Carl sighed deeply. "It wasn't my diary. My heart would have already stopped and I would be dead if he'd read my diary. But this is almost as bad. He read about our last . . . trip to the future."

"Oh," Van Helsing said softly, remembering how educational and . . . athletic that had been. He often wished Carl didn't write everything down, but he was an obsessive note-taker, and no doubt he'd included every detail of their trip. "I'm guessing it wasn't your notes about operating on people's eyes?"

"No. There were lots of body parts mentioned . . . but not eyes. But he didn't read all of it—just one page. You see, I got it mixed up with some notes I was giving him about an experiment . . . .


Carl raced into Jinette's office, prompted by the bellowing of his name. He stood in front of Jinette's desk, watching the man look at the paper in his hand and look up at Carl.

"Carl, you are trying to kill an old man."


"The notes you gave me, all very interesting, interesting indeed. Especially this page. Shall I read it to you?"

Carl had never seen Jinette's eyebrows go so high on his forehead before.

Jinette mumbled several words and only clearly pronounced a few for effect, and they had quite an effect on Carl.

"So we enter the room, dut dut dut dut, seductress, dut dut dut dut, excitable, dut dut dut dut, limber . . . ."

Then Jinette dropped his head and looked as if he were looking over the top of a pair of glasses, but he wasn't wearing glasses, and Carl wondered, just for a moment, how easy it would be to outrun the man.


"So, you see, he knows about it all because, well, I thought maybe we could go back for a while. And I had my notes out reading them again, and I guess I got sleepy and got a page mixed in somehow. So he knows," Carl said the last three words more a despairing moan than anything.

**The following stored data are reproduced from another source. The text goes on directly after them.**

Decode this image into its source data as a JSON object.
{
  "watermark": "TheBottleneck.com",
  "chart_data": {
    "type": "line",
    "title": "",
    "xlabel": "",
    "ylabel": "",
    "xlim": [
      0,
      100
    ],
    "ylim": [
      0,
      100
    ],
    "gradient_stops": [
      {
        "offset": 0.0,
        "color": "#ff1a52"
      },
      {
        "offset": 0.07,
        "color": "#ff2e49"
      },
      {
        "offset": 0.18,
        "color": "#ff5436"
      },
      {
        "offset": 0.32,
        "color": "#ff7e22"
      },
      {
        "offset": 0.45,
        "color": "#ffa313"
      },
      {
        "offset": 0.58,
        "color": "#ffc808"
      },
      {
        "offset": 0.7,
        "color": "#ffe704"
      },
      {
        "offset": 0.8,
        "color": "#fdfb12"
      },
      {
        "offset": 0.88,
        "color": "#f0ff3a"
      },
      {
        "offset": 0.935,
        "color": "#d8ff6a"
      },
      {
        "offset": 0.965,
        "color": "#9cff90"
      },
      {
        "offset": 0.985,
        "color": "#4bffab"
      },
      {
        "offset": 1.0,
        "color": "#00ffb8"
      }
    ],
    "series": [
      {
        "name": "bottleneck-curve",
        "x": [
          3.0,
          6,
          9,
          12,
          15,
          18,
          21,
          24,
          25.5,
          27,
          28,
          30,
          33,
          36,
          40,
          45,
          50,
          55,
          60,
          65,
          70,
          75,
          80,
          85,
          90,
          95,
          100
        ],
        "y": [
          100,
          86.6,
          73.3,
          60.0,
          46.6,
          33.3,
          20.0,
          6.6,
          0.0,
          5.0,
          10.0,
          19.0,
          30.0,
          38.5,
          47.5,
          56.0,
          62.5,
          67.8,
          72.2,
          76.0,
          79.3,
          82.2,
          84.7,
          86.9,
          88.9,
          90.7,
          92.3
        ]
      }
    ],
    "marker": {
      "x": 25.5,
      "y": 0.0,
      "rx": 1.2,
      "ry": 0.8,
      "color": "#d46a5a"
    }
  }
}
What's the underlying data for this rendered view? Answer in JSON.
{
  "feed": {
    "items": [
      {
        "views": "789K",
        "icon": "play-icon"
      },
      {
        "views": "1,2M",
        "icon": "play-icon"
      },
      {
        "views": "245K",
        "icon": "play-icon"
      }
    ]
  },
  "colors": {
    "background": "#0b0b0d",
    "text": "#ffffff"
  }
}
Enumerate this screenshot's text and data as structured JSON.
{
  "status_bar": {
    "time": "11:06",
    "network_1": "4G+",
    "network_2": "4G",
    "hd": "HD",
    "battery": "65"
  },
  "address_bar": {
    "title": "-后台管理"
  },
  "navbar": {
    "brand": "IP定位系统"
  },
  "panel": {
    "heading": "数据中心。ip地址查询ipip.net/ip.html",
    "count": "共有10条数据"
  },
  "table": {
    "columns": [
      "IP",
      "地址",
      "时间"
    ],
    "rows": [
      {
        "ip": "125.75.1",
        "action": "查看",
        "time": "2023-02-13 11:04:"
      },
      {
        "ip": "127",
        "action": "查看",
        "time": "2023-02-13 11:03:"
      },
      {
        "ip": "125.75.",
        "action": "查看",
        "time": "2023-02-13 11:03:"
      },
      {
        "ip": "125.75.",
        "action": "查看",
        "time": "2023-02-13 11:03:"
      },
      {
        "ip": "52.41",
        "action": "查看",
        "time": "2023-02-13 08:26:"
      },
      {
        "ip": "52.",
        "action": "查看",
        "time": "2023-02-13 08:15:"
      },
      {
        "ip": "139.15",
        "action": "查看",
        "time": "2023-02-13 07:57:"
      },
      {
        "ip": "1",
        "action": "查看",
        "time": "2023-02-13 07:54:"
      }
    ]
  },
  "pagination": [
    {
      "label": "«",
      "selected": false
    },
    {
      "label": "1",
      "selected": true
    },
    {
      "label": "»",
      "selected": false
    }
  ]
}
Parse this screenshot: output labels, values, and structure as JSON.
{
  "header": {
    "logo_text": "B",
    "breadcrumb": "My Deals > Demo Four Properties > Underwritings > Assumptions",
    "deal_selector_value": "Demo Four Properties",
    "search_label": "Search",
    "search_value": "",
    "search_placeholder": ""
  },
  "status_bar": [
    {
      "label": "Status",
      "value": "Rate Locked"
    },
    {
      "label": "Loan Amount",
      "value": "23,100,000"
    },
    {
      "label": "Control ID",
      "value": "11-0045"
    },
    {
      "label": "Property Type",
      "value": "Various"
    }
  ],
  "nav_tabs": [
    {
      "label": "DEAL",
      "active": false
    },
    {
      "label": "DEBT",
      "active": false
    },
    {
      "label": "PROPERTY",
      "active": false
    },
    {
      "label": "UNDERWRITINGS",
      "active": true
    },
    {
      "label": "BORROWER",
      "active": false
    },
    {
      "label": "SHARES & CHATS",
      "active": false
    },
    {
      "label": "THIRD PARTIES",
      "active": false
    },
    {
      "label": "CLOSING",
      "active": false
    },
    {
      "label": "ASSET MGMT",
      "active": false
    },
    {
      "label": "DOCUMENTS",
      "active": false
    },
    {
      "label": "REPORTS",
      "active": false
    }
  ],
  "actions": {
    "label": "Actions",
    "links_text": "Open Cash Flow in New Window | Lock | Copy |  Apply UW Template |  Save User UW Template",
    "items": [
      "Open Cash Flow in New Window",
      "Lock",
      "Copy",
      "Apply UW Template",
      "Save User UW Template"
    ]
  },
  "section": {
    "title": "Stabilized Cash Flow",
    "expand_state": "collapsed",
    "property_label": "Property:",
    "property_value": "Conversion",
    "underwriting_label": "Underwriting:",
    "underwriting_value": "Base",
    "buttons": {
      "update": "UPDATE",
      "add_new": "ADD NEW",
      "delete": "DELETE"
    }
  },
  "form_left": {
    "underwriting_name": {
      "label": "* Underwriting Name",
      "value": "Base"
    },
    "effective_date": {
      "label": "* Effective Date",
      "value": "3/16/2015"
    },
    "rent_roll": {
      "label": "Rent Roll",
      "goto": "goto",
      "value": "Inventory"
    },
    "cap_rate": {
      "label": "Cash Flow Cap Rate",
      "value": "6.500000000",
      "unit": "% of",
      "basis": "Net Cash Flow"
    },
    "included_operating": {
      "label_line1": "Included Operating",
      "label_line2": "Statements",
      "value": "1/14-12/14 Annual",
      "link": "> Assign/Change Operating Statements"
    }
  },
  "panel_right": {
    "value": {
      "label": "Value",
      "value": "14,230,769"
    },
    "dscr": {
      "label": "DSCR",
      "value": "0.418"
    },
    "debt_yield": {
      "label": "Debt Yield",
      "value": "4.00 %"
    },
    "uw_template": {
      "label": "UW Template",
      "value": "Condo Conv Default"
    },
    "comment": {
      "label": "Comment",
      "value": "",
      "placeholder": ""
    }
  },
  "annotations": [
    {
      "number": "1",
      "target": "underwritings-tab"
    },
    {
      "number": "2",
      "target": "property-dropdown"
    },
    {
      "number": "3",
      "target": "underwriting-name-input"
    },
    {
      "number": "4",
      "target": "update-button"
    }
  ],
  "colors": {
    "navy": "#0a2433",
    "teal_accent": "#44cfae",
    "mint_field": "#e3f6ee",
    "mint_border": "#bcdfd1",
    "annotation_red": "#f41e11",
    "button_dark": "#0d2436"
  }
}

Van Helsing patted his back. "So . . . we need to leave? If he thinks he's going to do anything to either of us, he's mistaken. We'll just go away, and--"

"We don't have to leave. Oh, if only it were that." Carl pulled back and looked up at him with panicked eyes. "The page was all about umm, Pati and you doing . . . well, you know that point when the three of us . . . well, and—and we knocked all the pictures off the wall . . . and she started mixing up all the languages she knew and we later determined that she'd probably invented an entirely new one? Well Jinette was . . . he . . . it made an impression."

Carl swallowed hard and his shoulders slumped a little more. "He wants to come with us."


"Now, Cardinal, you just step in . . . that's right . . . keep your arms at your sides and just relax . . . no, no, we have to go one at a time," Carl said, giving Van Helsing a pointed look as he did so. "There you go, that's right, just push that button when you're ready."

As Jinette disappeared, Carl already had a hold of Van Helsing's arm hauling him into the machine. He started making calibrations.

"You sent him on ahead? But she doesn't even know him."

"No, I sent him out to the middle of the woods, yesterday. It was a lovely, mild day and he'll only be there briefly, it'll be fine. And the same malfunction is going to prevent us from following him, and we'll be here for a couple of hours, or maybe three or four since I'm scheduling us to arrive around her birthday, desperately trying to repair the problem and bring the Cardinal home. Repeat that if you need to. I've already written the notes for him to accidentally read later."

Van Helsing laughed as Carl pushed the button.

As they arrived at their destination, Van Helsing frowned and asked, "Couldn't you just go back to before the Cardinal read the page and make sure you don't mix that page in with your other notes?"

"That would be unethical," Carl squeaked, taking off at a run to look for the lady of the house.

Van Helsing watched after him, his eyebrow cocked, mentally adding the words he knew Carl was thinking but had left off: And not nearly as much fun.